A team led by University of Arizona researchers is taking a new, patient-directed approach to treating pancreatic cancer. Rather than relying on conventional cell lines that have defined effective drug targets for other types of cancers, they are creating and sequencing cell lines from a cancer patient's own tissue. Their results, outlined August 4 in Cell Reports, reveal that pancreatic tumors are more varied than previously thought and that drug sensitivity is unique to each patient.
"Currently there are no targeted therapies directly against the hallmark mutations common in pancreatic cancer, and each patient derived model we tested had its own unique therapeutic sensitivities," says author Erik Knudsen, a professor of medicine at the University of Arizona Cancer Center. "I'd say that's why many pancreatic cancer clinical trials fail; it's that expectation that most tumors will respond in the same way to a drug."
In the study, the team turned to a library of cancer drugs, representative of what's available to patients, and tested each individually against a panel of different cell lines: either conventional pancreatic cell lines, which are often used by researchers and pharmaceuticals, or cell lines that the team developed directly from cancer patients. While conventional pancreatic cell lines were more sensitive to standard drugs used in pancreatic cancer treatment, cell lines from patients were not, with only a "handful" responding to any single-agent treatment.
This image shows patient-derived cell lines immunostaining for CK8 (red), DAPI (blue) and H2AX (green). Credit: Knudsen Lab
"There are reasons why the response might have been so poor," says corresponding author Agnieszka Witkiewicz, a professor of pathology and medicine at the University of Arizona. Typically, personalized medicine relies on genome sequencing, using a patient's tumor DNA to determine the mutations that cancer drugs can target. However, mutations that lead to cancer are complex given that some can override others, making a singular mutation hard to target. Combination therapy--using several different cancer treatments in conjunction--can solve this problem, but determining which drugs to use and in what doses requires models that replicate the genetics of the individual patient's tumor.
Development of cell lines directly from patients can be challenging; it's time consuming and requires appropriate authentication in relation to the tumor from which the cell lines were derived. Unfortunately, for most commonly used cell lines, the patient's tumor was never fully characterized genetically, and the cell lines were not monitored for changes over time. As shown in this study, these difficulties can be overcome, and new models that better reflect a patient's cancer can be developed.
"There's a bit of frustration with the current personalized medicine approach," says Knudsen. "If you sequence a hundred tumors from patients in the clinic, you might be able to treat one or two patients with the resulting information, because of the nature of pancreatic cancer genetics. Using new, patient-derived models fills in the gap for us and lets us guide our therapies with functional sensitivities to drugs, not with preconceived notions."
"Pancreatic cancer is particularly challenging to treat," says Witkiewicz. "Since there are no early detection tests, the majority of patients present with advanced disease. By that time, the tumor has accumulated multiple genetic changes selecting for resistance to many therapies."

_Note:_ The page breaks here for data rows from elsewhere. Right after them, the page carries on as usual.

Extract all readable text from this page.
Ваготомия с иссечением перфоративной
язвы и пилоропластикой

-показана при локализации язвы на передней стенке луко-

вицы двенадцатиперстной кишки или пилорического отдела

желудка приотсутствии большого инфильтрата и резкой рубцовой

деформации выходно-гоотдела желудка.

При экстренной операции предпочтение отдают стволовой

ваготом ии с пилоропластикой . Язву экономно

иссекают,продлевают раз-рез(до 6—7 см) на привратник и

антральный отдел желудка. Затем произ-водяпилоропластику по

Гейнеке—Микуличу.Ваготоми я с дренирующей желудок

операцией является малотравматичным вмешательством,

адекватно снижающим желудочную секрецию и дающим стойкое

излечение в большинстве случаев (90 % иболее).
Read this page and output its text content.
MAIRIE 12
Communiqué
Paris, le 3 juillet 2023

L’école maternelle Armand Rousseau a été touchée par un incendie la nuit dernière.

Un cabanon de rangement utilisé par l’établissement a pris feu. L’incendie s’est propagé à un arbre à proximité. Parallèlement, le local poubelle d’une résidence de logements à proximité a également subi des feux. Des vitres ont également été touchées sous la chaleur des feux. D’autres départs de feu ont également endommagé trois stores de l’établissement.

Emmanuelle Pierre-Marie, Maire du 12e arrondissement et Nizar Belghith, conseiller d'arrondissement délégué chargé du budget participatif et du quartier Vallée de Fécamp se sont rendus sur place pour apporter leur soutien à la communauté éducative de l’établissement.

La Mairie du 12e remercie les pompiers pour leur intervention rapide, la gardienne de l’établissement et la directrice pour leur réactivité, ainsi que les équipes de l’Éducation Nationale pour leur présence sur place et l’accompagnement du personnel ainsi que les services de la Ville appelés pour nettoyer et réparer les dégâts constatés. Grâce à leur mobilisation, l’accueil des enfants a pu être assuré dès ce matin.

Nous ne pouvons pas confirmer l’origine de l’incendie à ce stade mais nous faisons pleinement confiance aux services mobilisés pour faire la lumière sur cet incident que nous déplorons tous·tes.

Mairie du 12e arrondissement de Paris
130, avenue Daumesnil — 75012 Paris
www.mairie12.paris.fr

Both researchers stressed that testing the cell lines from larger amounts of patients is key in advancing pancreatic cancer treatment. Disease models that are derived from a single patient with the patient's specific mutations are also necessary to test the therapies derived from genomic sequencing before moving on to the patient. Both researchers agreed that clinical trials that incorporate a drug-screened patient model will be critical for improving patients' outcomes.
"The path forward in studying pancreatic cancer is one that marries genetic analysis while also functionally analyzing drug sensitivities," says Knudsen. "This isn't a part of any conventional trial design in pancreatic cancer today."
"All of our work is about the patients at the end of the day--it's about a disease where standard approaches repeatedly have failed and patients really need hope," adds Witkiewicz. "I think this work seeds new ideas for changing the paradigm for the treatment of pancreatic cancer-- especially when there are so many failed trials. It will take a concerted effort from all of us, in academia, in pharma, in the clinic--everywhere."